Le « pari » de notre projet scientifique interdisciplinaire consistait donc à se dire que la distance entre les problématiques pouvait elle-même faire l’objet d’une étude. Avant d’échanger nos contenus de savoirs, il fallait d’abord que nous échangions sur tout ce qui sépare nos méthodes et nos points de vue disciplinaires. La conviction qui motivait ce pari consistait à se dire que chaque discipline avait la prétention de saisir assez exhaustivement les grands enjeux de son objet d’étude – même si cette étude passait par une traduction dans un langage propre et un questionnement disciplinaire spécifique, hérité de toute une tradition de pratiques de recherche.

Sur ce premier point – l’objet d’étude interdisciplinaire –, la comparaison entre les deux projets sera rapide. Dans le principe, en effet, il s’agit de la même chose : se placer aux interfaces pour travailler à conscientiser chacun des différences d’intérêts théoriques sur une réalité multidimensionnelle, car fondamentalement problématique. Entre « l’homme en tant que vivant » et « les pratiques en tant que variations sur thème (adaptations de la règle au contexte) », le problème est le même : il s’agit de partir des pratiques concrètes (« culturelles » : la danse avec « Enquête sur l’homme vivant », le travail avec « Appliquer ») puis de « remonter » à ce qu’en disent les différentes disciplines. Enfin, il s’agit de s’engager sur un cheminement inverse : « redescendre » du plan épistémologique au plan des faits étudiés, puisqu’il s’agit alors d’interpréter « ce que ça dit sur » ou « ce que ça nous apprend de » ce en quoi consiste, concrètement, cette réalité si étrange et pourtant aussi familière (« le vivant humain » ou « nos activités réglées »).

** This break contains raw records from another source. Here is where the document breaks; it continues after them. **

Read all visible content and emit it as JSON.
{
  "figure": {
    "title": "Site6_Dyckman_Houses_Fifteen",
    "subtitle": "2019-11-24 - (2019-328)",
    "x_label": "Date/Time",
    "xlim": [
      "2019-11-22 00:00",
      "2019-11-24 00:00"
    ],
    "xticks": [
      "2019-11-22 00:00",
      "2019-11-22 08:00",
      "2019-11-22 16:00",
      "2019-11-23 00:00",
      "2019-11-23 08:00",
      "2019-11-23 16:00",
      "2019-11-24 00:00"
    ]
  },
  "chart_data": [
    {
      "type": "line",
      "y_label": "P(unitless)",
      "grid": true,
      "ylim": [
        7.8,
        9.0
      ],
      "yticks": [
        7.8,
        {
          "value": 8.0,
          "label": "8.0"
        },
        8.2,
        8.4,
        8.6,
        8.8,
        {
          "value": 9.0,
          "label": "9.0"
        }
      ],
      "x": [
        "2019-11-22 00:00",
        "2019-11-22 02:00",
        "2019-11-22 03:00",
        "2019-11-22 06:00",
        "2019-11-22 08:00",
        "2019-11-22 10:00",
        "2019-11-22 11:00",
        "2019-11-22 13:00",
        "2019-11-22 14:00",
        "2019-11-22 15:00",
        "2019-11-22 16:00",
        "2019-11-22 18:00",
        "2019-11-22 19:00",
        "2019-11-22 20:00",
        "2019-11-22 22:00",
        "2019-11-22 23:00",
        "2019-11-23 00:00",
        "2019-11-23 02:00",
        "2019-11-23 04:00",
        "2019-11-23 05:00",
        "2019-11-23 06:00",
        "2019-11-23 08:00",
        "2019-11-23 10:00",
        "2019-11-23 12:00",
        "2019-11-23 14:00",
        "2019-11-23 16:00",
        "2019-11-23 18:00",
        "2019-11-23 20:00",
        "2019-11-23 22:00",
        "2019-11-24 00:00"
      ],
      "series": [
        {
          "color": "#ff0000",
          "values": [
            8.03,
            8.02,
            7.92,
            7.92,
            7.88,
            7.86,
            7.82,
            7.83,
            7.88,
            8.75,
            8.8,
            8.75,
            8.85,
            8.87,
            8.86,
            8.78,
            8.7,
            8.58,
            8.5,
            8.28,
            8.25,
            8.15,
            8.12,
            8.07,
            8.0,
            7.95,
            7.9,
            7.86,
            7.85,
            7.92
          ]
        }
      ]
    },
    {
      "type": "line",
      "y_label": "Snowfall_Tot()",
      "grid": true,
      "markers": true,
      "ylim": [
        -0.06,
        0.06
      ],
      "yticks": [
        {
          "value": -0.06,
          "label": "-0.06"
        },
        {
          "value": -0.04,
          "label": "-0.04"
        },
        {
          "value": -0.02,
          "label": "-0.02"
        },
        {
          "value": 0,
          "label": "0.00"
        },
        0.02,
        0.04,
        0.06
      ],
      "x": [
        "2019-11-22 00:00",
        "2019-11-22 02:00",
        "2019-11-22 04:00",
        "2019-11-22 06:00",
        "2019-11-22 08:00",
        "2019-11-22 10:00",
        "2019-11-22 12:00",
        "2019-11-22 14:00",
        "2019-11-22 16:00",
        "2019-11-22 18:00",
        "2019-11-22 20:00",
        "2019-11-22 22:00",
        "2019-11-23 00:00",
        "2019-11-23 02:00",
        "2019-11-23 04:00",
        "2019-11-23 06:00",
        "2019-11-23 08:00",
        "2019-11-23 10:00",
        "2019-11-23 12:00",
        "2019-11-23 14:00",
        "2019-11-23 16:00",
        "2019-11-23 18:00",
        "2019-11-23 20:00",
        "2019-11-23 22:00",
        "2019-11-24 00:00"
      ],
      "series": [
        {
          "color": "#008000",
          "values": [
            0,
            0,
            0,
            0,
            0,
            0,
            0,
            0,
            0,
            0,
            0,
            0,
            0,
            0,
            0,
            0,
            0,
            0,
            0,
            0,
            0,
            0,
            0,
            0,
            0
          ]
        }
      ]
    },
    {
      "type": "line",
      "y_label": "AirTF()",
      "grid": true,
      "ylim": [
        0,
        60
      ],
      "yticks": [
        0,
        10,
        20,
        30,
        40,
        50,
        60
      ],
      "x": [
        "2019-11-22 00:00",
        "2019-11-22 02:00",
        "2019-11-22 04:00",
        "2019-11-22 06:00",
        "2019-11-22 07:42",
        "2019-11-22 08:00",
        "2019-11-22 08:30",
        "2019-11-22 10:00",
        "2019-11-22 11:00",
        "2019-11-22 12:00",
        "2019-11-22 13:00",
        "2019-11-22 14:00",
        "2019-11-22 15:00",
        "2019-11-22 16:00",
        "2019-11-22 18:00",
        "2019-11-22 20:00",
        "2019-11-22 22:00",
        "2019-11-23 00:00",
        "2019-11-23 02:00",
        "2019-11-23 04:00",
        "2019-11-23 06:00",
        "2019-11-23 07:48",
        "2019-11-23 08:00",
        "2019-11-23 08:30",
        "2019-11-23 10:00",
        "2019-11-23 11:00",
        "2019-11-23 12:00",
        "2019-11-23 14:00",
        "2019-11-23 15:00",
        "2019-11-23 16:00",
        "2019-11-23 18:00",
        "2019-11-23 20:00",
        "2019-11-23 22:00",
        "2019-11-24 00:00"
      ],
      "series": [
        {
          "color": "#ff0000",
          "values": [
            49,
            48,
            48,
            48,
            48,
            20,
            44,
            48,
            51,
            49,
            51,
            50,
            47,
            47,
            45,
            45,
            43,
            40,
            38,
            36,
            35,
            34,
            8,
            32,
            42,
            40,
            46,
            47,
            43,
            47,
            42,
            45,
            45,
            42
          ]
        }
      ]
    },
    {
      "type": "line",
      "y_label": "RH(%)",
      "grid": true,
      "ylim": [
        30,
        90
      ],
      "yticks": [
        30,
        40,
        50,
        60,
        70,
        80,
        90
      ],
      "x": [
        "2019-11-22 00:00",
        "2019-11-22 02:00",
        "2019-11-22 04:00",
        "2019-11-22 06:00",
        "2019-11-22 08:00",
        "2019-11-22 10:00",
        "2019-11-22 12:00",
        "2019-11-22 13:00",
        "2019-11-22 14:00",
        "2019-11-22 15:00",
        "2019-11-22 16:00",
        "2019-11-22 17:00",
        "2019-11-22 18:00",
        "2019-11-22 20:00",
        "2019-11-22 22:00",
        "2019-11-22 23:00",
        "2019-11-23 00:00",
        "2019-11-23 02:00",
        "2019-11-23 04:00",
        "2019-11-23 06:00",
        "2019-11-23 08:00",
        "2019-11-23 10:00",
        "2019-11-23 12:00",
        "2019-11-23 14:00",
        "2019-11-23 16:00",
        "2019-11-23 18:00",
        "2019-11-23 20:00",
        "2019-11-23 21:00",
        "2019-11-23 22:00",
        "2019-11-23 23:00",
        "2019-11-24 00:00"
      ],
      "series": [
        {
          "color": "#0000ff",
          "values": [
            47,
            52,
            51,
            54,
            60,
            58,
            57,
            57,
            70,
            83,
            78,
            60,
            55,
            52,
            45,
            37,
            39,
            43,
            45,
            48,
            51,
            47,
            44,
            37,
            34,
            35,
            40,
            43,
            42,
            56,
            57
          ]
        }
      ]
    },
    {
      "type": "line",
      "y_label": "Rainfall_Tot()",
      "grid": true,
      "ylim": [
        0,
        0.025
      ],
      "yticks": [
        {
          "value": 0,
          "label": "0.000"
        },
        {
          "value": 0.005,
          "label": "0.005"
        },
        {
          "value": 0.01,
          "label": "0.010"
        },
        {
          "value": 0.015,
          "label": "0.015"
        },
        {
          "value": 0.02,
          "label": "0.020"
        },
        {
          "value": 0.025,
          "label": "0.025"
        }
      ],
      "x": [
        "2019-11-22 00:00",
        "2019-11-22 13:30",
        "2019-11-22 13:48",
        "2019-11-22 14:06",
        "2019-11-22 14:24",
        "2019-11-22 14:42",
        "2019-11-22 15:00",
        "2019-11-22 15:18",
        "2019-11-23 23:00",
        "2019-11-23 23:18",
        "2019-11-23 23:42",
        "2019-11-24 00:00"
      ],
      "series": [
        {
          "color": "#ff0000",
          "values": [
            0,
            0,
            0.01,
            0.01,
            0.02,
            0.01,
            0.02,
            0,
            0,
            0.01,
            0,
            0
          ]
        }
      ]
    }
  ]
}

Autrement dit : dès que l’on se situe dans un contexte de dialogue interdisciplinaire, le cadre de l’échange doit faire l’objet d’une explicitation entre les interlocuteurs – et cela signifie que le groupe doit mener une réflexion épistémologique collective pour comprendre comment des paradigmes différents peuvent se situer les uns par rapport aux autres.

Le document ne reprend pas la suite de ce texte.